Création 10 et 11 janvier 2012, Espaces Pluriels, Pau
Chorégraphie Catherine DREYFUS en collaboration avec les interprètes
sur une idée de Christian SONDEREGGER
Interprétation Mélodie JOINVILLE, Simon BAILLY, Vincent SIMON, Claudio IOANNA, Gaétan JAMARD
Lumières Arnaud POUMARAT
Musique Jacopo BABONI SHILINGI
Scénographie Eric DESVIGNES, Etienne ANDRÉYS
Costumes Mina LY
Administration Maëlle GRANGE / Diffusion Christelle DUBUC
Quand l’humanité émerge des enfermements qu’elle a elle-même générés, elle est loin d’imaginer qu’une société d’esclavage s’est installée de façon pernicieuse à l’insu des individus qui la composent. Celle de la consommation n’en est qu’un des symptômes et met en évidence le déterminisme aveugle qui paralyse une civilisation, au point qu’elle n’est plus en mesure d’envisager son propre avenir.

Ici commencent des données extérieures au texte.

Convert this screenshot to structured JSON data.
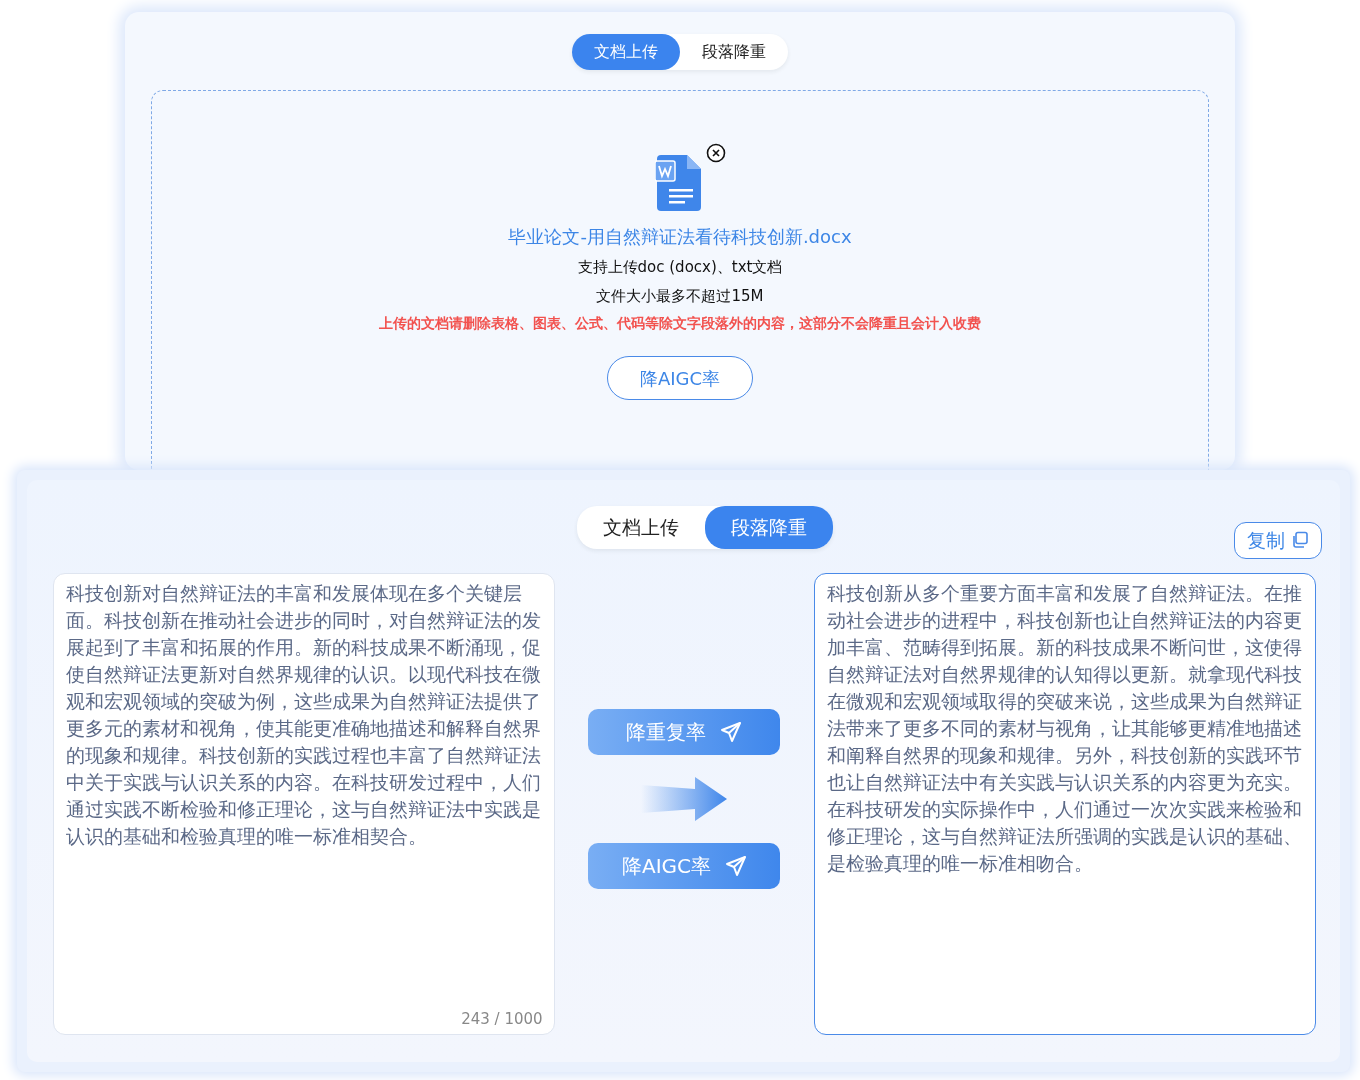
{
  "upload_panel": {
    "tabs": [
      {
        "label": "文档上传",
        "selected": true
      },
      {
        "label": "段落降重",
        "selected": false
      }
    ],
    "file": {
      "name": "毕业论文-用自然辩证法看待科技创新.docx"
    },
    "hints": [
      "支持上传doc (docx)、txt文档",
      "文件大小最多不超过15M"
    ],
    "warning": "上传的文档请删除表格、图表、公式、代码等除文字段落外的内容，这部分不会降重且会计入收费",
    "button": "降AIGC率"
  },
  "rewrite_panel": {
    "tabs": [
      {
        "label": "文档上传",
        "selected": false
      },
      {
        "label": "段落降重",
        "selected": true
      }
    ],
    "copy_button": "复制",
    "input": {
      "value": "科技创新对自然辩证法的丰富和发展体现在多个关键层面。科技创新在推动社会进步的同时，对自然辩证法的发展起到了丰富和拓展的作用。新的科技成果不断涌现，促使自然辩证法更新对自然界规律的认识。以现代科技在微观和宏观领域的突破为例，这些成果为自然辩证法提供了更多元的素材和视角，使其能更准确地描述和解释自然界的现象和规律。科技创新的实践过程也丰富了自然辩证法中关于实践与认识关系的内容。在科技研发过程中，人们通过实践不断检验和修正理论，这与自然辩证法中实践是认识的基础和检验真理的唯一标准相契合。",
      "counter": "243 / 1000"
    },
    "actions": [
      "降重复率",
      "降AIGC率"
    ],
    "output": {
      "text": "科技创新从多个重要方面丰富和发展了自然辩证法。在推动社会进步的进程中，科技创新也让自然辩证法的内容更加丰富、范畴得到拓展。新的科技成果不断问世，这使得自然辩证法对自然界规律的认知得以更新。就拿现代科技在微观和宏观领域取得的突破来说，这些成果为自然辩证法带来了更多不同的素材与视角，让其能够更精准地描述和阐释自然界的现象和规律。另外，科技创新的实践环节也让自然辩证法中有关实践与认识关系的内容更为充实。在科技研发的实际操作中，人们通过一次次实践来检验和修正理论，这与自然辩证法所强调的实践是认识的基础、是检验真理的唯一标准相吻合。"
    }
  }
}
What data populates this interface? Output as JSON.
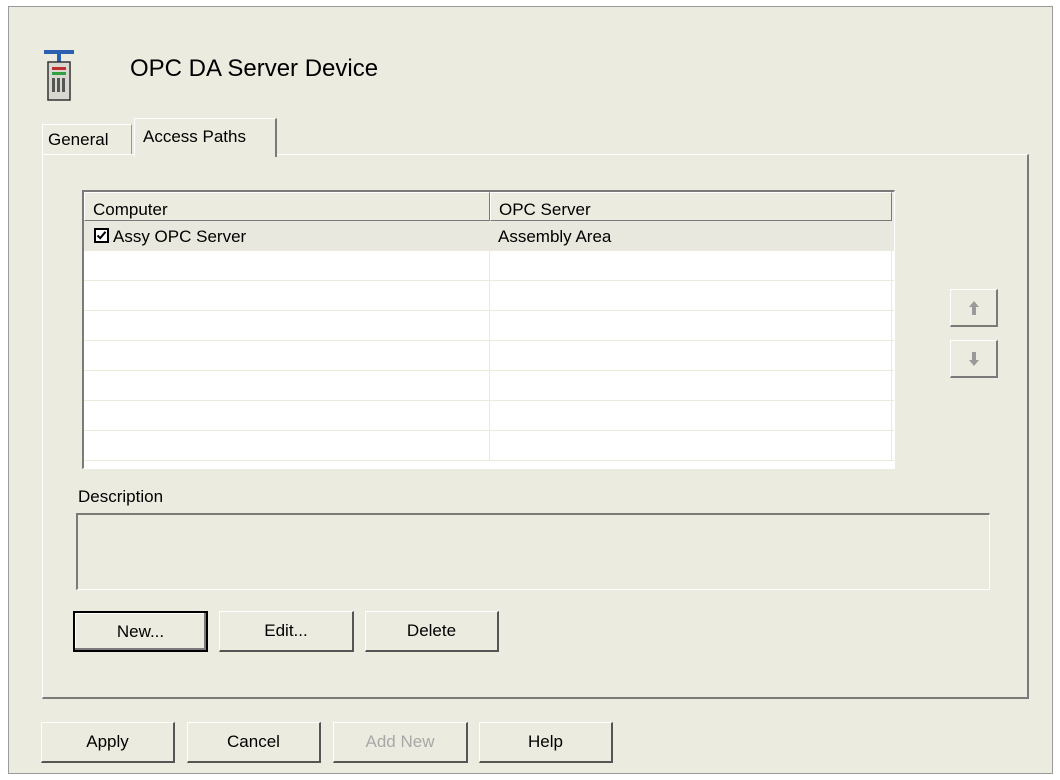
{
  "header": {
    "title": "OPC DA Server Device",
    "icon": "server-device-icon"
  },
  "tabs": [
    {
      "label": "General",
      "active": false
    },
    {
      "label": "Access Paths",
      "active": true
    }
  ],
  "access_paths": {
    "columns": [
      "Computer",
      "OPC Server"
    ],
    "rows": [
      {
        "checked": true,
        "computer": "Assy OPC Server",
        "opc_server": "Assembly Area"
      }
    ],
    "empty_rows": 7
  },
  "reorder": {
    "up_icon": "move-up-icon",
    "down_icon": "move-down-icon"
  },
  "description": {
    "label": "Description",
    "value": ""
  },
  "path_buttons": {
    "new": "New...",
    "edit": "Edit...",
    "delete": "Delete"
  },
  "footer_buttons": {
    "apply": "Apply",
    "cancel": "Cancel",
    "add_new": "Add New",
    "help": "Help"
  },
  "colors": {
    "dialog_bg": "#ecebdf",
    "shadow": "#7a7a7a",
    "highlight": "#ffffff"
  }
}
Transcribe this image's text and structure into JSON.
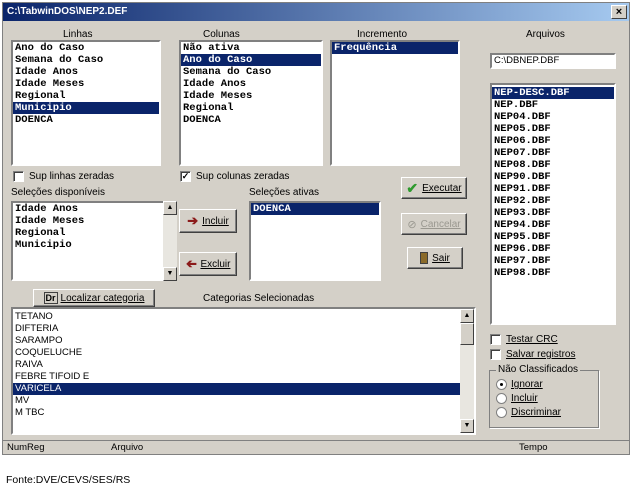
{
  "window": {
    "title": "C:\\TabwinDOS\\NEP2.DEF",
    "close": "×"
  },
  "labels": {
    "linhas": "Linhas",
    "colunas": "Colunas",
    "incremento": "Incremento",
    "arquivos": "Arquivos",
    "selecoes_disponiveis": "Seleções disponíveis",
    "selecoes_ativas": "Seleções ativas",
    "categorias_selecionadas": "Categorias Selecionadas"
  },
  "linhas": [
    {
      "text": "Ano do Caso",
      "selected": false
    },
    {
      "text": "Semana do Caso",
      "selected": false
    },
    {
      "text": "Idade Anos",
      "selected": false
    },
    {
      "text": "Idade Meses",
      "selected": false
    },
    {
      "text": "Regional",
      "selected": false
    },
    {
      "text": "Municipio",
      "selected": true
    },
    {
      "text": "DOENCA",
      "selected": false
    }
  ],
  "colunas": [
    {
      "text": "Não ativa",
      "selected": false
    },
    {
      "text": "Ano do Caso",
      "selected": true
    },
    {
      "text": "Semana do Caso",
      "selected": false
    },
    {
      "text": "Idade Anos",
      "selected": false
    },
    {
      "text": "Idade Meses",
      "selected": false
    },
    {
      "text": "Regional",
      "selected": false
    },
    {
      "text": "DOENCA",
      "selected": false
    }
  ],
  "incremento": [
    {
      "text": "Frequência",
      "selected": true
    }
  ],
  "arquivos": {
    "path": "C:\\DBNEP.DBF",
    "files": [
      {
        "text": "NEP-DESC.DBF",
        "selected": true
      },
      {
        "text": "NEP.DBF",
        "selected": false
      },
      {
        "text": "NEP04.DBF",
        "selected": false
      },
      {
        "text": "NEP05.DBF",
        "selected": false
      },
      {
        "text": "NEP06.DBF",
        "selected": false
      },
      {
        "text": "NEP07.DBF",
        "selected": false
      },
      {
        "text": "NEP08.DBF",
        "selected": false
      },
      {
        "text": "NEP90.DBF",
        "selected": false
      },
      {
        "text": "NEP91.DBF",
        "selected": false
      },
      {
        "text": "NEP92.DBF",
        "selected": false
      },
      {
        "text": "NEP93.DBF",
        "selected": false
      },
      {
        "text": "NEP94.DBF",
        "selected": false
      },
      {
        "text": "NEP95.DBF",
        "selected": false
      },
      {
        "text": "NEP96.DBF",
        "selected": false
      },
      {
        "text": "NEP97.DBF",
        "selected": false
      },
      {
        "text": "NEP98.DBF",
        "selected": false
      }
    ]
  },
  "checks": {
    "sup_linhas": {
      "label": "Sup linhas zeradas",
      "checked": false
    },
    "sup_colunas": {
      "label": "Sup colunas zeradas",
      "checked": true
    },
    "testar_crc": {
      "label": "Testar CRC",
      "checked": false
    },
    "salvar_registros": {
      "label": "Salvar registros",
      "checked": false
    }
  },
  "selecoes_disponiveis": [
    {
      "text": "Idade Anos",
      "selected": false
    },
    {
      "text": "Idade Meses",
      "selected": false
    },
    {
      "text": "Regional",
      "selected": false
    },
    {
      "text": "Municipio",
      "selected": false
    }
  ],
  "selecoes_ativas": [
    {
      "text": "DOENCA",
      "selected": true
    }
  ],
  "buttons": {
    "incluir": "Incluir",
    "excluir": "Excluir",
    "executar": "Executar",
    "cancelar": "Cancelar",
    "sair": "Sair",
    "localizar": "Localizar categoria",
    "localizar_icon_text": "Dr"
  },
  "categorias": [
    {
      "text": "TETANO",
      "selected": false
    },
    {
      "text": "DIFTERIA",
      "selected": false
    },
    {
      "text": "SARAMPO",
      "selected": false
    },
    {
      "text": "COQUELUCHE",
      "selected": false
    },
    {
      "text": "RAIVA",
      "selected": false
    },
    {
      "text": "FEBRE TIFOID E",
      "selected": false
    },
    {
      "text": "VARICELA",
      "selected": true
    },
    {
      "text": "MV",
      "selected": false
    },
    {
      "text": "M TBC",
      "selected": false
    }
  ],
  "nao_classificados": {
    "title": "Não Classificados",
    "options": [
      {
        "label": "Ignorar",
        "selected": true
      },
      {
        "label": "Incluir",
        "selected": false
      },
      {
        "label": "Discriminar",
        "selected": false
      }
    ]
  },
  "status": {
    "numreg": "NumReg",
    "arquivo": "Arquivo",
    "tempo": "Tempo"
  },
  "source": "Fonte:DVE/CEVS/SES/RS",
  "colors": {
    "selection": "#0a246a",
    "face": "#d4d0c8",
    "check_green": "#2e9a2e",
    "arrow_red": "#8b1a1a"
  }
}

Ce fut le cas des grandes civilisations ou des empires disparus, faute d’avoir su à temps imaginer leur renouvellement. Car, « là où croît le péril, croît aussi ce qui la sauve. La métamorphose serait effectivement une nouvelle origine, écrit Edgar Morin. Et l’origine est devant nous, disait Heidegger. »
La perte de vigilance entraîne inéluctablement la disparition d’une civilisation.
Cette considération de départ est à l’origine du projet de Catherine Dreyfus. Faire l’éloge de la métamorphose, en évitant de rabâcher éternellement les mêmes discours pseudo-politiques ou moralisateurs sur la société anéantie par sa propre évolution.
Et paradoxalement, ce sont les objets incriminés qui, détournés de leur fonction, deviennent les motifs du merveilleux. Les hommes sont absents et les caddies dansent.
Ils se retourneront contre eux dans une course effrénée consécutive à l’ivresse d’un système de consommation sacralisée, sur la musique de Gregorio Allegri. Consommateurs fascinés et dépourvus de solutions, ils tenteront tant bien que mal de s’y opposer. Reprendre le dessus, engager l’énergie presque surhumaine du contre-pouvoir, chorégraphiée avec audace par Catherine Dreyfus.
Les hommes seraient donc soumis aux systèmes qu’ils ont eux-mêmes créés, sans doute malgré eux.
Et c’est la figure emblématique de l’esclave qui s’impose comme un leitmotiv ; tête baissée, pieds entrecroisés pour ne pas dire enchaînés, à travers la dialectique de la fascination et de la révolte.
Ainsi, le bloc monolithique des chariots est disloqué. Transposés en spectateurs de l’arène antique et substitués aux humains, les caddies pourraient être les témoins muets des jeux romains où l’on prenait plaisir à jouir de la mort. Violence de la bestialité et tous les mécanismes qui vont avec : vigilance, suspicion, confrontations, évitements et échappées, interprétés dans la précision du geste et la rapidité du mouvement. La loi de la jungle, au fond, et le talent des danseurs en cadeau.
Vient alors le temps de la métamorphose. Les caddies sont renversés, dispersés jusqu’au chaos, prémonitoire de l’épuisement. Dans le long moment de silence qui suit, il faut réapprendre à parler.
Il faut réapprendre à marcher sur des appuis liquides ; le sol se dérobant sous les pieds.
La pièce se recentre sur ce beau solo de Vincent Simon qui redonne à l’espace une respiration fluide.
D’autres viendront par la suite reconstruire un monde improbable sur les ruines. Peut-être même le monde imaginaire d’une construction aléatoire qui défie les lois de l’équilibre et de la gravité.
Un totem instable place l’homme, ébahi et déconcerté, à son sommet.
Chacun devra retrouver son identité dans le fatras des habits-chiffons que l’on s’arrache.
Cette deuxième métamorphose libère une autre énergie : le temps de la vie insouciante, le temps des jeux de l’amour à la façon des adolescents, sous le regard étonné d’un personnage lunaire hors du temps.
Celui-ci finira par rejoindre le groupe qui refait, à l’envers, le chemin de l’humanité.
Lorsque les précurseurs de l’homme n’avaient ni bras ni jambes, ils ondulaient comme des otaries rejoignant sur le ventre la rive de la terre ferme.
Cette composition chorégraphique inventive parvient, par translation, à substituer les corps humains aux casiers de métal. Par glissement de sens, les hommes ont remplacé les objets. Les trajets des caddies ont laissé place aux chemins des hommes, jusqu’à la posture méditative portée par la musique de Palestrina. L’esclavage issu du matérialisme laisse place à la métamorphose venue de l’esprit. La boucle est bouclée, ou plutôt, le cycle infernal s’est brisé.